Вслед за В.И. Карасиком под термином «комментарий» мы понимаем
«вторичное текстовое образование, которое выполняет функции разъяснения, подтверждения, уточнения и критической оценки информации, которая содержится в исходном тексте» [Карасик, 2010, с. 295].
К жанру комментария относятся предисловие, послесловие, сноски, внутритекстовые и послетекстовые уточнения и т.д. В связи с такого рода разнообразием, комментарии могут иметь подтверждающий, уточняющий, критический; лингвистический, исторический, культурологический, поэтический характер. «Термин ―комментарий‖ имеет узкое и широкое значение. В узком значении ―комментарий‖, или примечания, – это пояснения к тексту, располагаемые обычно в конце книги, состоящие из отдельных статей, разъясняющих трудные места данного художественного произведения.
В комментарий в широком смысле включаются также вступительные статьи и послесловия, посвященные писателю или истории книги, заметки редактора, литературный анализ и другие вторичные тексты» [Шарушкина,
1990, с. 8]. Жанр комментария В.В. Набоков широко применял в художественном творчестве, педагогической и переводческой деятельности.
Любой перевод истолковывает ИТ, при этом переводчик оказывается комментатором. В.Б. Кашкин говорит о метакоммуникации как об основе
«устранения недопонимания между участниками коммуникации» [Кашкин, 2014, с. 103]. Комментарий, как метатекст, призван разъяснить специфику классического произведения русской лингвокультуры XIX в. «В искусстве, как и в науке, наслаждение кроется лишь в ощущении деталей, поэтому именно на деталях я попытался заострить внимание читателя» [Набоков, 1999, с. 36].
В.В. Набоков составил самый объемный комментарий по собственному переводу «Евгения Онегина», а также пояснения к «Слову о полку Игореве». Мы исследовали авторские пояснения в предисловиях, журналах и непосредственно внутритекстовые замечания. Имеются комментарии биографического характера (―Speak, memory‖, «Другие берега»), но они не являются объектом данного исследования.
В 1964 г. вышел перевод «Евгения Онегина» (ЕО в некоторых случаях для краткости) А.С. Пушкина с комментариями. Отличительной особенностью данного труда, составленного В.В. Набоковым, является манера переводчика, а именно тот факт, что роман в стихах, написанный четырехстопным ямбом передан ритмизованной прозой, лишенной рифмы. Главная задача переводчика состояла в адекватной, точной передаче иноязычному читателю всех нюансов и всей художественной мощи указанного произведения, а потому В.В. Набоков добивался, чтобы каждая строчка была правильно передана с учетом всех импликаций и смыслов, заложенных автором. Отметим, что первая попытка перевода содержала ритмику каждой строки оригинала, но затем переводчик посчитал, что точная передача каждого слова важнее и полностью перевел текст буквально, единственно оставив ямбический размер, который лишь способствовал правильному переводу. В.В. Набоков поясняет, что «математически
невозможно перевести ЕО на какой-либо иностранный язык с сохранением схемы рифм. Это неизбежно приводит к неточности, к пропуску и к припуску, к преступлению» [Набоков, 1999, с. 809].
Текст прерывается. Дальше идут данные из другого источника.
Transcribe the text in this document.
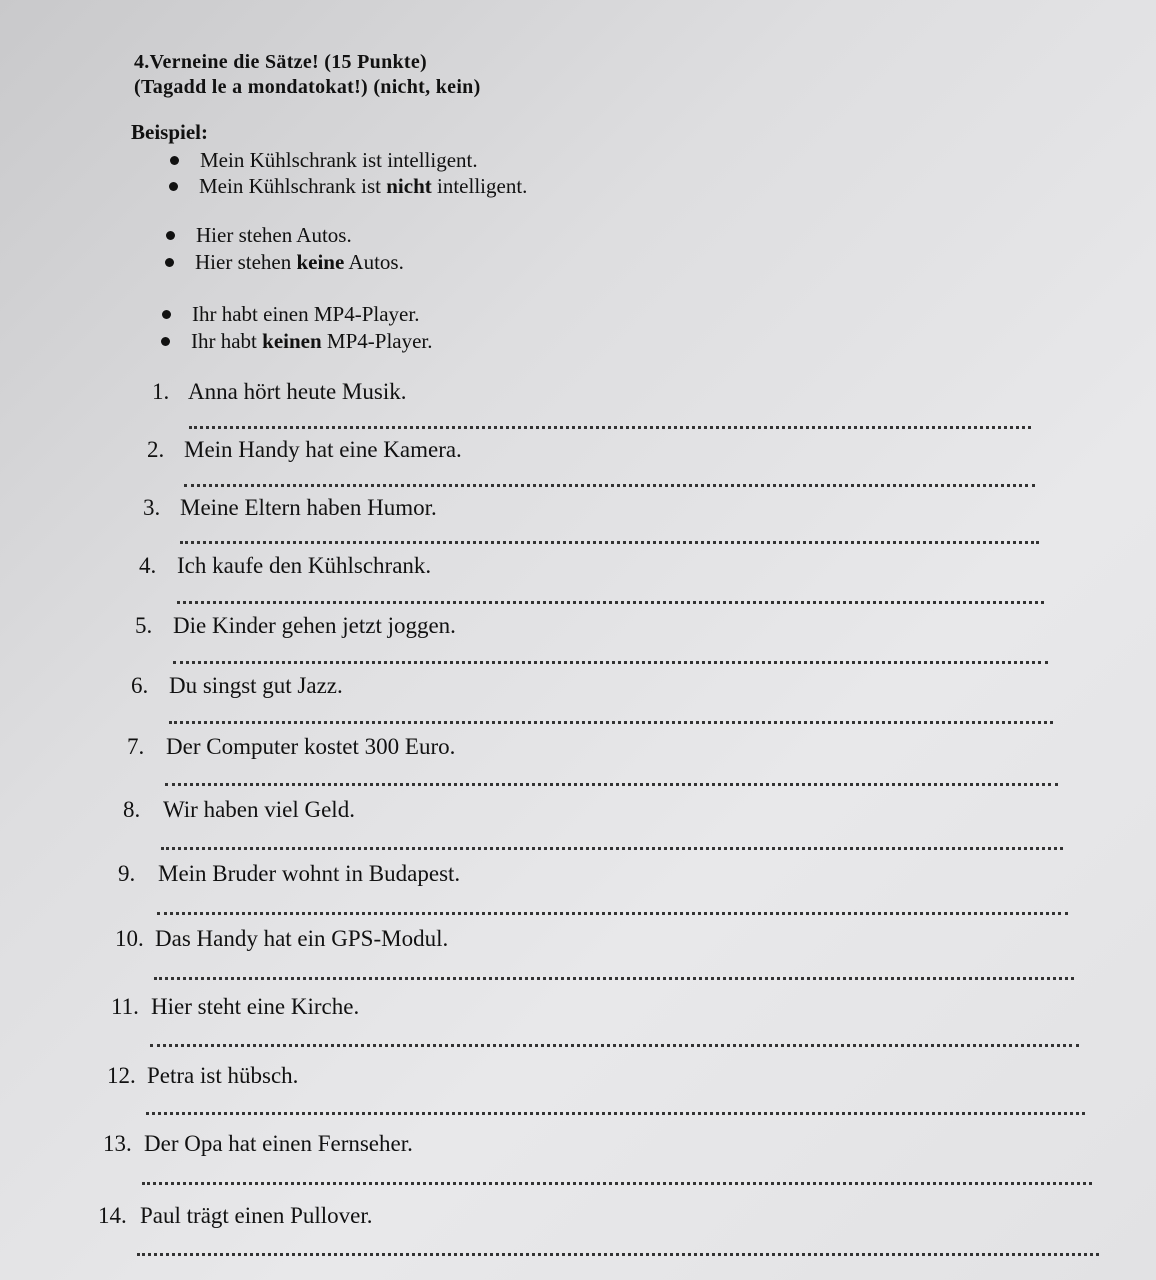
4.Verneine die Sätze! (15 Punkte)
(Tagadd le a mondatokat!) (nicht, kein)
Beispiel:
Mein Kühlschrank ist intelligent.
Mein Kühlschrank ist nicht intelligent.
Hier stehen Autos.
Hier stehen keine Autos.
Ihr habt einen MP4-Player.
Ihr habt keinen MP4-Player.
1. Anna hört heute Musik.
2. Mein Handy hat eine Kamera.
3. Meine Eltern haben Humor.
4. Ich kaufe den Kühlschrank.
5. Die Kinder gehen jetzt joggen.
6. Du singst gut Jazz.
7. Der Computer kostet 300 Euro.
8. Wir haben viel Geld.
9. Mein Bruder wohnt in Budapest.
10. Das Handy hat ein GPS-Modul.
11. Hier steht eine Kirche.
12. Petra ist hübsch.
13. Der Opa hat einen Fernseher.
14. Paul trägt einen Pullover.
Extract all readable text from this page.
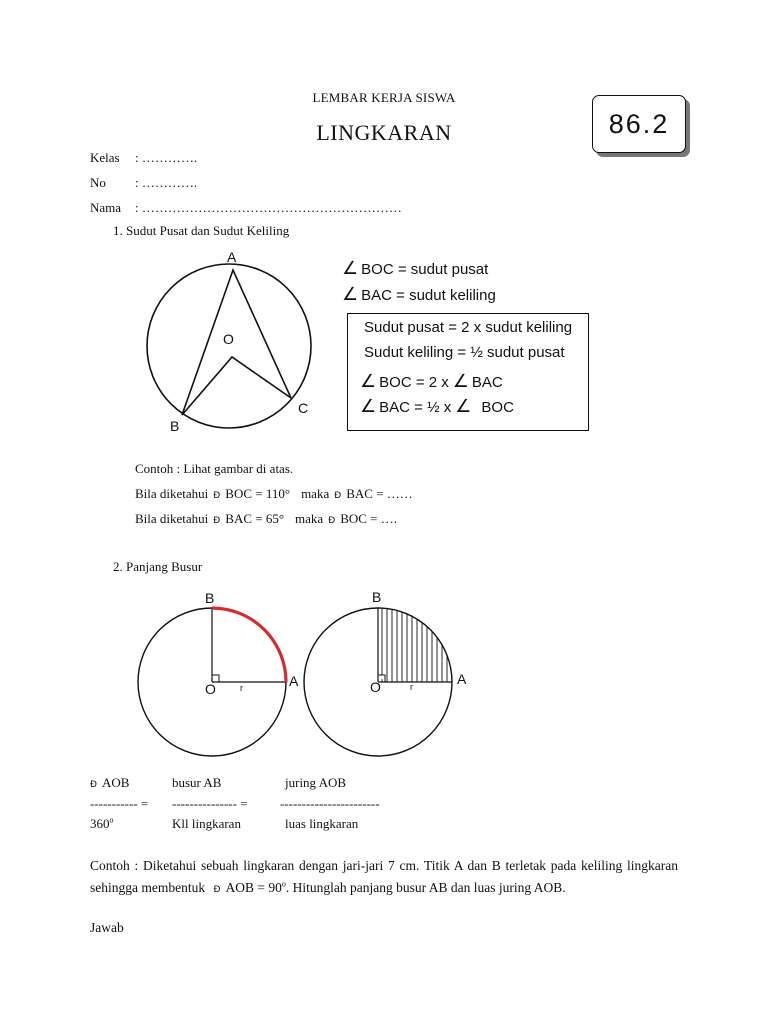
LEMBAR KERJA SISWA
LINGKARAN	86.2
Kelas : ………….
No : ………….
Nama : ……………………………………………………
1. Sudut Pusat dan Sudut Keliling
A
O
B
C
∠ BOC = sudut pusat
∠ BAC = sudut keliling
Sudut pusat = 2 x sudut keliling
Sudut keliling = ½ sudut pusat
∠ BOC = 2 x ∠ BAC
∠ BAC = ½ x ∠ BOC
Contoh : Lihat gambar di atas.
Bila diketahui Ð BOC = 110° maka Ð BAC = ……
Bila diketahui Ð BAC = 65° maka Ð BOC = ….
2. Panjang Busur
B
O	A
r
B
O	A
r
Ð AOB	busur AB	juring AOB
----------- = --------------- = -----------------------
360$^o$	Kll lingkaran	luas lingkaran
Contoh : Diketahui sebuah lingkaran dengan jari-jari 7 cm. Titik A dan B terletak pada keliling lingkaran sehingga membentuk Ð AOB = $90^o$. Hitunglah panjang busur AB dan luas juring AOB.
Jawab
Автор подготавливал комментарий, до последнего внося корректировки, около 10 лет, при этом комментарий составляет около 1000 страниц. Уникальность данного труда в том, что сочетание буквального подробного перевода с обширной интерпретацией является исключительным. Писатель строго критиковал предыдущие переводы за акцент на стихотворную форму и размывание точности передачи смысла. «Если ЕО переводить – а не пересказывать дурными английскими стишками, – необходим перевод предельно точный, подстрочный, дословный, и этой точности я рад был все принести в жертву — «гладкость» (она от дьявола), изящество, идиоматическую ясность, число стоп в строке, рифму и даже в крайних случаях синтаксис» [Там же, с. 798]. Главная причина идеи выполнить еще один перевод русской классики – отсутствие адекватного перевода с точки зрения В.В. Набокова, необходимого в его преподавательской деятельности; имеющиеся стихотворные переводы не были для лектора университета удовлетворительными. Отметим, что начиная с 1881 г., было выполнено около 10 переводов до набоковского, и после 1964 г. – еще около 20. Основной проблемой В.В. Набоков считал жертву точностью передачи нюансов романа ради ритма и рифмы.
Интересным является тот факт, что еще в 1941 г. в статье «Искусство перевода» писатель говорит о бессмысленности буквального перевода в силу
«плоскости фраз» подстрочника и потери очарования оригинала. Писатель изначально выступал за величие художественного слова (в том числе и при переводе), но постепенно пришел к практике подстрочного перевода, так как в вольных переводах видел большое количество несовершенств, приукрашений, недопустимых при любом виде перевода. Приводится пример строчки «Я помню чудное мгновенье» А. С. Пушкина и плоской трансляции в виде ―I remember a wonderful moment‖ [Набоков, 2012, с. 440,
441]. Через двадцать лет будет создан подробный буквальный перевод
«Евгения Онегина» прозой. Методологическую поддержку В.В. Набоков нашел у французской переводческой школы (Теофиль Готье), за которую выступал А.С. Пушкин. Последний сам поощрял буквализм при переводе, ссылаясь на прозаическое переложение Франсуа Шатобрионом поэмы Джона Мильтона «Потерянный рай» [Баканова, 2004].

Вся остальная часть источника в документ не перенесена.